Great news, if not surprising news. As contraceptive technology has improved, as the taboo against using it has shrunk, and as new restrictions on abortion have passed in various red states, it’d be odd if the rate weren’t declining.

The pro-choice Guttmacher Institute, which conducted the survey, says there were fewer than a million abortions performed last year for the first time since 1975. Which is also good news, once you get past the whole “a million children aborted every year for 40 years” thing.

I’m going to go ahead and guess that this has something to do with the decline:

By one estimate, fully 35 percent of pregnant teenagers end up aborting. As such, a steep drop in teen pregnancy logically means a steep drop in the overall number of abortions. To see how steep, eyeball this Guttmacher graph from April of last year comparing the decline among teenagers in terms of pregnancy, live birth, and abortion. By 1990, the pregnancy rate was creeping up on 12 percent; today it’s less than half that. The abortion rate among teens was nearly 40 per 1,000 women in 1988; as of 2011 it had dropped to just 13.5, which is lower than the current national level per the graph above.

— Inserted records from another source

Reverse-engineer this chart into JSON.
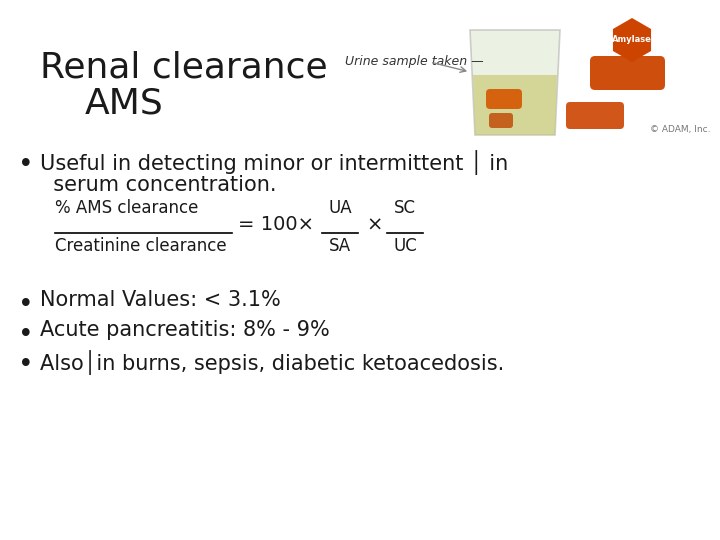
{
  "background_color": "#ffffff",
  "title_line1": "Renal clearance",
  "title_line2": "AMS",
  "title_fontsize": 26,
  "title_color": "#1a1a1a",
  "bullet_fontsize": 15,
  "bullet_color": "#1a1a1a",
  "formula_fontsize": 12,
  "formula_color": "#1a1a1a",
  "adam_credit": "© ADAM, Inc.",
  "urine_label": "Urine sample taken —",
  "urine_label_fontsize": 9,
  "amylase_color": "#cc4400",
  "bullet1_line1": "Useful in detecting minor or intermittent │ in",
  "bullet1_line2": "  serum concentration.",
  "bullet2": "Normal Values: < 3.1%",
  "bullet3": "Acute pancreatitis: 8% - 9%",
  "bullet4": "Also│in burns, sepsis, diabetic ketoacedosis."
}
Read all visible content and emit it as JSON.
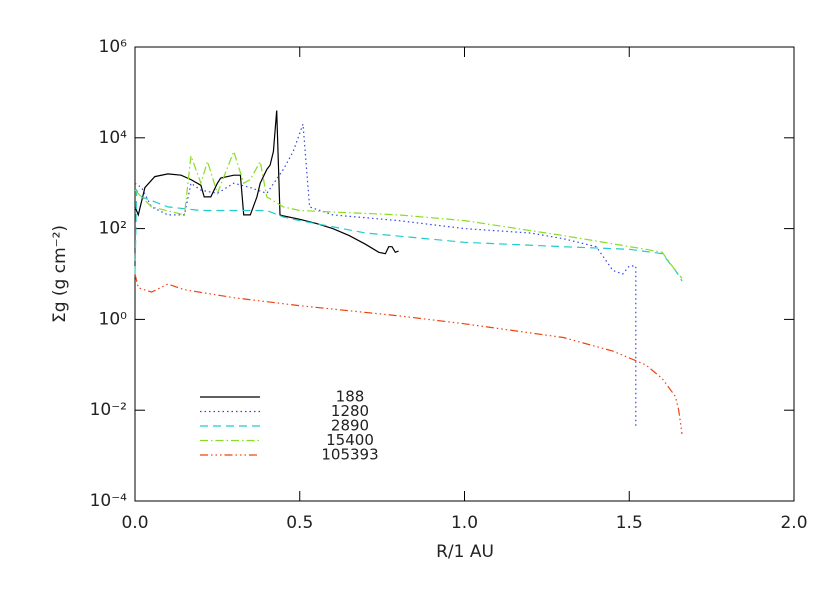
{
  "chart_data": {
    "type": "line",
    "x_label": "R/1 AU",
    "y_label": "Σg (g cm⁻²)",
    "yscale": "log",
    "xlim": [
      0,
      2
    ],
    "xticks": [
      {
        "value": 0,
        "label": "0.0"
      },
      0.5,
      {
        "value": 1,
        "label": "1.0"
      },
      1.5,
      {
        "value": 2,
        "label": "2.0"
      }
    ],
    "ylim": [
      0.0001,
      1000000
    ],
    "yticks": [
      {
        "value": 0.0001,
        "label": "10⁻⁴"
      },
      {
        "value": 0.01,
        "label": "10⁻²"
      },
      {
        "value": 1,
        "label": "10⁰"
      },
      {
        "value": 100,
        "label": "10²"
      },
      {
        "value": 10000,
        "label": "10⁴"
      },
      {
        "value": 1000000,
        "label": "10⁶"
      }
    ],
    "legend": "lower left",
    "series": [
      {
        "name": "188",
        "color": "#000000",
        "linestyle": "solid",
        "x": [
          0.0,
          0.01,
          0.03,
          0.06,
          0.1,
          0.14,
          0.17,
          0.2,
          0.21,
          0.23,
          0.25,
          0.26,
          0.3,
          0.32,
          0.33,
          0.35,
          0.37,
          0.38,
          0.4,
          0.41,
          0.42,
          0.43,
          0.44,
          0.45,
          0.5,
          0.55,
          0.6,
          0.65,
          0.7,
          0.74,
          0.76,
          0.77,
          0.78,
          0.79,
          0.8
        ],
        "values": [
          300,
          200,
          800,
          1400,
          1600,
          1500,
          1200,
          900,
          500,
          500,
          1000,
          1300,
          1500,
          1500,
          200,
          200,
          500,
          1000,
          2000,
          2500,
          5000,
          40000,
          200,
          190,
          160,
          130,
          100,
          70,
          45,
          30,
          28,
          40,
          40,
          30,
          32
        ]
      },
      {
        "name": "1280",
        "color": "#3344ee",
        "linestyle": "dotted",
        "x": [
          0,
          0.02,
          0.05,
          0.1,
          0.15,
          0.17,
          0.2,
          0.25,
          0.3,
          0.35,
          0.4,
          0.45,
          0.48,
          0.51,
          0.53,
          0.6,
          0.8,
          1.0,
          1.2,
          1.3,
          1.4,
          1.45,
          1.48,
          1.5,
          1.52,
          1.52
        ],
        "values": [
          1000,
          800,
          300,
          200,
          200,
          1000,
          700,
          600,
          1000,
          800,
          600,
          2000,
          5000,
          20000,
          300,
          200,
          150,
          100,
          80,
          60,
          40,
          12,
          10,
          15,
          15,
          0.004
        ]
      },
      {
        "name": "2890",
        "color": "#22cccc",
        "linestyle": "dashed",
        "x": [
          0,
          0.005,
          0.02,
          0.1,
          0.2,
          0.3,
          0.4,
          0.45,
          0.5,
          0.7,
          1.0,
          1.3,
          1.5,
          1.6,
          1.64,
          1.66
        ],
        "values": [
          10,
          700,
          500,
          300,
          250,
          250,
          250,
          180,
          150,
          80,
          50,
          40,
          35,
          28,
          12,
          7
        ]
      },
      {
        "name": "15400",
        "color": "#88dd22",
        "linestyle": "dashdot",
        "x": [
          0,
          0.05,
          0.15,
          0.17,
          0.2,
          0.22,
          0.25,
          0.3,
          0.33,
          0.35,
          0.38,
          0.4,
          0.45,
          0.5,
          0.8,
          1.0,
          1.3,
          1.55,
          1.6,
          1.63,
          1.66
        ],
        "values": [
          700,
          300,
          200,
          4000,
          1000,
          3000,
          600,
          5000,
          1000,
          1200,
          3000,
          500,
          300,
          250,
          200,
          150,
          70,
          35,
          30,
          15,
          8
        ]
      },
      {
        "name": "105393",
        "color": "#ee4411",
        "linestyle": "dashdotdotdot",
        "x": [
          0,
          0.01,
          0.05,
          0.1,
          0.15,
          0.3,
          0.5,
          0.8,
          1.0,
          1.3,
          1.45,
          1.55,
          1.6,
          1.64,
          1.65,
          1.66
        ],
        "values": [
          10,
          5,
          4,
          6,
          4.5,
          3,
          2,
          1.2,
          0.8,
          0.4,
          0.2,
          0.1,
          0.05,
          0.02,
          0.01,
          0.003
        ]
      }
    ]
  }
}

One more data set for you, this from an HHS report in 2015 on increasing use of “long-acting reversible contraception,” a.k.a. IUDs:

They weren’t used much during most of the 80s due to safety fears but now they’re back and then some, especially among career-age women. Guttmacher claims that IUD use rose 36 percent between 2009 and 2012 alone. Substitute “long-acting” birth control for more traditional “situational” measures like condoms, which may or may not be used in the moment, and, yeah, it stands to reason that that’ll mean fewer pregnancies.

By the way, according to two polls taken last year, approval of birth control as either morally justified or not a moral issue is virtually unanimous among Americans. Gallup found 89 percent willing to call contraception “morally acceptable.” When Pew asked a similar question, just four percent overall (and eight percent of Catholics) deemed it morally wrong.